Cuba's Central Bank Pulls a Fast One: 10 Firms Greenlit for Crypto Payments
In a move that basically screams "we're done with your dollars, Uncle Sam," Cuba's Central Bank (BCC) just gave the green light to 10 companies to settle international payments with cryptocurrency. This is the first actual regulatory flex since the island nation started eyeing digital assets back in 2021—less talk, more Bitcoin.
The licensed firms—probably state-owned or mixedbag enterprises handling the important stuff like food, medicine, and industrial supplies—can now pay their foreign counterparts using Bitcoin, stablecoins, or other virtual assets. Traditional banking channels remain a nightmare for Cuban entities thanks to the longstanding US embargo, so naturally, crypto walks in like it owns the place. Sometimes the best way to dodge a sanctions bullet is to just... not use dollars.
This isn't about everyday Cubans rushing to download a crypto app and YOLO their savings into memecoins, though.
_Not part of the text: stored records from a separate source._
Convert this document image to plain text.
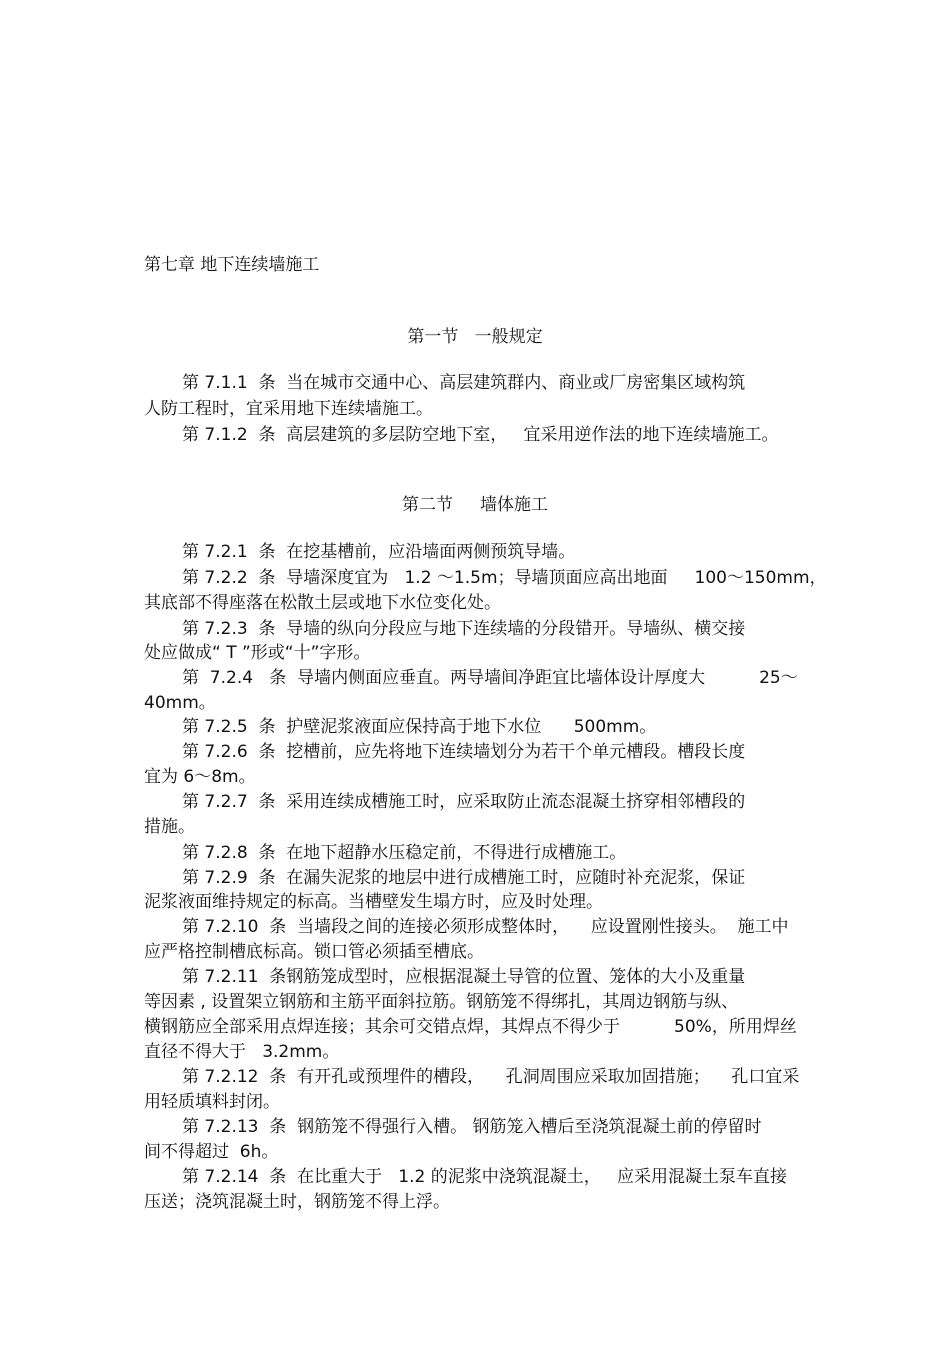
第七章 地下连续墙施工
第一节   一般规定
第 7.1.1  条  当在城市交通中心、高层建筑群内、商业或厂房密集区域构筑
人防工程时，宜采用地下连续墙施工。
第 7.1.2  条  高层建筑的多层防空地下室，   宜采用逆作法的地下连续墙施工。
第二节     墙体施工
第 7.2.1  条  在挖基槽前，应沿墙面两侧预筑导墙。
第 7.2.2  条  导墙深度宜为   1.2 ～1.5m；导墙顶面应高出地面     100～150mm，
其底部不得座落在松散土层或地下水位变化处。
第 7.2.3  条  导墙的纵向分段应与地下连续墙的分段错开。导墙纵、横交接
处应做成“ T ”形或“十”字形。
第  7.2.4   条  导墙内侧面应垂直。两导墙间净距宜比墙体设计厚度大          25～
40mm。
第 7.2.5  条  护壁泥浆液面应保持高于地下水位      500mm。
第 7.2.6  条  挖槽前，应先将地下连续墙划分为若干个单元槽段。槽段长度
宜为 6～8m。
第 7.2.7  条  采用连续成槽施工时，应采取防止流态混凝土挤穿相邻槽段的
措施。
第 7.2.8  条  在地下超静水压稳定前，不得进行成槽施工。
第 7.2.9  条  在漏失泥浆的地层中进行成槽施工时，应随时补充泥浆，保证
泥浆液面维持规定的标高。当槽壁发生塌方时，应及时处理。
第 7.2.10  条  当墙段之间的连接必须形成整体时，    应设置刚性接头。  施工中
应严格控制槽底标高。锁口管必须插至槽底。
第 7.2.11  条钢筋笼成型时，应根据混凝土导管的位置、笼体的大小及重量
等因素 , 设置架立钢筋和主筋平面斜拉筋。钢筋笼不得绑扎，其周边钢筋与纵、
横钢筋应全部采用点焊连接；其余可交错点焊，其焊点不得少于          50%，所用焊丝
直径不得大于   3.2mm。
第 7.2.12  条  有开孔或预埋件的槽段，    孔洞周围应采取加固措施；    孔口宜采
用轻质填料封闭。
第 7.2.13  条  钢筋笼不得强行入槽。 钢筋笼入槽后至浇筑混凝土前的停留时
间不得超过  6h。
第 7.2.14  条  在比重大于   1.2 的泥浆中浇筑混凝土，   应采用混凝土泵车直接
压送；浇筑混凝土时，钢筋笼不得上浮。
Regular citizens are still stuck with highly restrictive crypto rules. This move is corporate-only—B2B payments for imports, not some revolutionary wealth redistribution scheme. Nobody's tipping their bartender in sats just yet.
The strategy actually makes sense when you squint at the economic reality: Cuba's foreign currency reserves are looking thinner than a DeFi protocol's TVL, and the global banking system gives them the cold shoulder harder than a Celsius creditor in 2022. Cryptocurrency offers a potential workaround to actually pay for stuff without needing traditional banking rails that are blocked by sanctions. Sometimes the best way to get around a wall is to build a bridge out of code.